- Born: Trevor Cory Beard 11 May 1920 Gloucester, England, United Kingdom
- Died: 2 September 2010 (aged 90) Hobart, Tasmania, Australia
- Citizenship: Australian
- Education: University of Cambridge University of California, Berkeley
- Occupation: General practitioner
- Known for: Echinococcosis eradication
- Medical career
- Profession: Medical doctor
- Institutions: Menzies Centre for Population Health Research
- Awards: Officer of the Order of the British Empire (1966)

= Trevor Beard =

British-born Australian medical doctor (1920-2010)

Trevor Cory Beard, (11 May 1920 – 2 September 2010) was a British-born Australian medical doctor, best known for his work in the 1960s to eradicate echinococcosis (or hydatid disease) in Tasmania. In later life, Beard was known as an anti-salt campaigner.

Born in Gloucester, England, Beard studied medicine and surgery at Cambridge, and a Master of Public Health at University of California, Berkeley where he was elected to the Zeta chapter of Delta Omega, the honorary society for graduate studies in public health. He also received a DObst RCOG from the Royal College of Obstetricians and Gynaecologists in London. Following qualification, he was a resident at St Bartholomew's Hospital, and later the City of London Maternity Hospital. He then enlisted in the British Army, attaining the rank of Captain in the Royal Army Medical Corps.

Beard emigrated to Australia in the 1950s, where he worked as a general practitioner. At his practice in Campbell Town, Tasmania, he began to notice a large number of adult and paediatric cases of echinococcosis—cysts caused by the larval phase of the Echinococcus tapeworm, usually transmitted to humans by dogs. When a young boy in the town died from a ruptured hydatid cyst, Beard persuaded the rural community to start a prevention and eradication campaign. Following a fact-finding trip to New Zealand where a campaign to eradicate Echinococcosis was already underway, Beard formed the Tasmanian Hydatids Eradication Council and worked with the Tasmanian government to establish and implement a formal prevention, testing and eradication program. In February 1996, Tasmania was declared provisionally free of hydatids in humans, dogs and livestock—the first territory in the world to do so.

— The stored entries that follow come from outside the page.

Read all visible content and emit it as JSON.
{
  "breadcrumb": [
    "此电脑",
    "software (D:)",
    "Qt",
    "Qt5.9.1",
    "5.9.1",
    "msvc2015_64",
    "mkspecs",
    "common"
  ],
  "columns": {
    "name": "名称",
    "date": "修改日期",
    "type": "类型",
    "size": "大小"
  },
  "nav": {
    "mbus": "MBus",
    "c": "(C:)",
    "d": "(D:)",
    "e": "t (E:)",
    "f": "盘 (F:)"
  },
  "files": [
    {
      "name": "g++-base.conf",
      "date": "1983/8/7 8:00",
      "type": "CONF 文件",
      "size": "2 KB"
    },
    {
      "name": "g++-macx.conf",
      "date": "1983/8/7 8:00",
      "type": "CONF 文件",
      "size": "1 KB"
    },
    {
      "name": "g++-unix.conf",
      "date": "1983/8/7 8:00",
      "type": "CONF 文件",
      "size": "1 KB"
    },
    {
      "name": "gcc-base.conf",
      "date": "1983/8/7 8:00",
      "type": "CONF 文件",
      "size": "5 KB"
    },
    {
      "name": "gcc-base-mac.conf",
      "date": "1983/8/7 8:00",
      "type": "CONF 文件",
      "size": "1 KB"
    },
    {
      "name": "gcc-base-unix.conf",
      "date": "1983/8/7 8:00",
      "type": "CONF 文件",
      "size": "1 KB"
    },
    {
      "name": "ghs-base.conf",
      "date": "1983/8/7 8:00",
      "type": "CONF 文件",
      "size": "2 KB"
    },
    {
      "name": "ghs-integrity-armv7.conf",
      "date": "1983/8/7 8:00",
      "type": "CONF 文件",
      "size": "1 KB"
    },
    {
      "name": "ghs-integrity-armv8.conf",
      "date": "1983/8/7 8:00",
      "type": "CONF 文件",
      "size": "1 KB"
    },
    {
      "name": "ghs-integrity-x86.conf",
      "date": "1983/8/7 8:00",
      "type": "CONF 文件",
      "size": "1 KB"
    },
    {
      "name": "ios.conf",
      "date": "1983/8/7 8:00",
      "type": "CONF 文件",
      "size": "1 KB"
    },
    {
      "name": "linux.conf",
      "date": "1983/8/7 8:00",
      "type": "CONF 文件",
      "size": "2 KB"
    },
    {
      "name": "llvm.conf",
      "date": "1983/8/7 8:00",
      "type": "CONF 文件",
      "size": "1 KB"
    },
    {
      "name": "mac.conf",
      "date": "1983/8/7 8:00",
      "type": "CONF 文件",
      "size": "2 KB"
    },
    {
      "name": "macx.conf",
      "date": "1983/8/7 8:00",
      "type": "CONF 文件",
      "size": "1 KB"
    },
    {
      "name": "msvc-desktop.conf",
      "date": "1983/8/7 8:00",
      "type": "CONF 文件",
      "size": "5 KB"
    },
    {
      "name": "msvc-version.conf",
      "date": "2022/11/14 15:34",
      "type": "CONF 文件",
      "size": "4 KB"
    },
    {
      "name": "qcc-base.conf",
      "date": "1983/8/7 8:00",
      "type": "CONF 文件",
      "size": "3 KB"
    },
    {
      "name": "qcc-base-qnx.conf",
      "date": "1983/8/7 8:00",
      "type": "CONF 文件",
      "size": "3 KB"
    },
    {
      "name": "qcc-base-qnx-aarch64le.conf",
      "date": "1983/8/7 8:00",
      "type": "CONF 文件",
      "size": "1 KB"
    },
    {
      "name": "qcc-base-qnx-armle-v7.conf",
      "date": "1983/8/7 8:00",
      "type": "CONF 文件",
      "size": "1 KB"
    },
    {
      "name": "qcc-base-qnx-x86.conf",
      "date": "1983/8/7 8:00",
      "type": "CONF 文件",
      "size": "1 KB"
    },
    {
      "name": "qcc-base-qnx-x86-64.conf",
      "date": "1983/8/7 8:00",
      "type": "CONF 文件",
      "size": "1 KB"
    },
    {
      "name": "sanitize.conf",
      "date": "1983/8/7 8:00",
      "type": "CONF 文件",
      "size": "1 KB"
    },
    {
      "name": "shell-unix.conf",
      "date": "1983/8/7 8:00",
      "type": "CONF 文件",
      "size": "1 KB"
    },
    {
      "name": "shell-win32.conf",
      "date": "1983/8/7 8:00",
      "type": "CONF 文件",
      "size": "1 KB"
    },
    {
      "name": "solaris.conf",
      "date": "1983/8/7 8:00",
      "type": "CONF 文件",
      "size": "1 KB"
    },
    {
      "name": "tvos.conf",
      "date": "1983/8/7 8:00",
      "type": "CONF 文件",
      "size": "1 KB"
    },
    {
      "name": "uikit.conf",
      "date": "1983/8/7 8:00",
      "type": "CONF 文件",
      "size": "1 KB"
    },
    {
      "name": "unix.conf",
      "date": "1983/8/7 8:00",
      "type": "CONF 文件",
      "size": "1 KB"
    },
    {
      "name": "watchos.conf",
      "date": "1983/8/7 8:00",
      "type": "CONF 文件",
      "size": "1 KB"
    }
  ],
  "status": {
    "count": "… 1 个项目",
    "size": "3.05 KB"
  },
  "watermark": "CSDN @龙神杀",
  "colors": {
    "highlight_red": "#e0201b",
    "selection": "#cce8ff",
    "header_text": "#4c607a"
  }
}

In 1979, concerned about his own high blood pressure, Beard read a medical journal editorial entitled "Hypertension – salt poisoning?", which sparked his special interest in salt intake as a public health issue. Beard continued to campaign for reduction or elimination of salt from the diet in his active retirement role as a senior research fellow at the University of Tasmania's Menzies Centre for Population Health Research. He authored the book Salt Matters: the Killer Condiment, published by Hachette Australia.

Beard died on 2 September 2010, aged 90.

==Awards and honours==
In the Queen's Birthday Honours of 1966, Beard was made an Officer of the Order of the British Empire (OBE) for services to public health, in particular his role as Secretary of the Tasmanian Hydatids Eradication Council.

In 2006, he was made Senior Australian of the Year for Tasmania.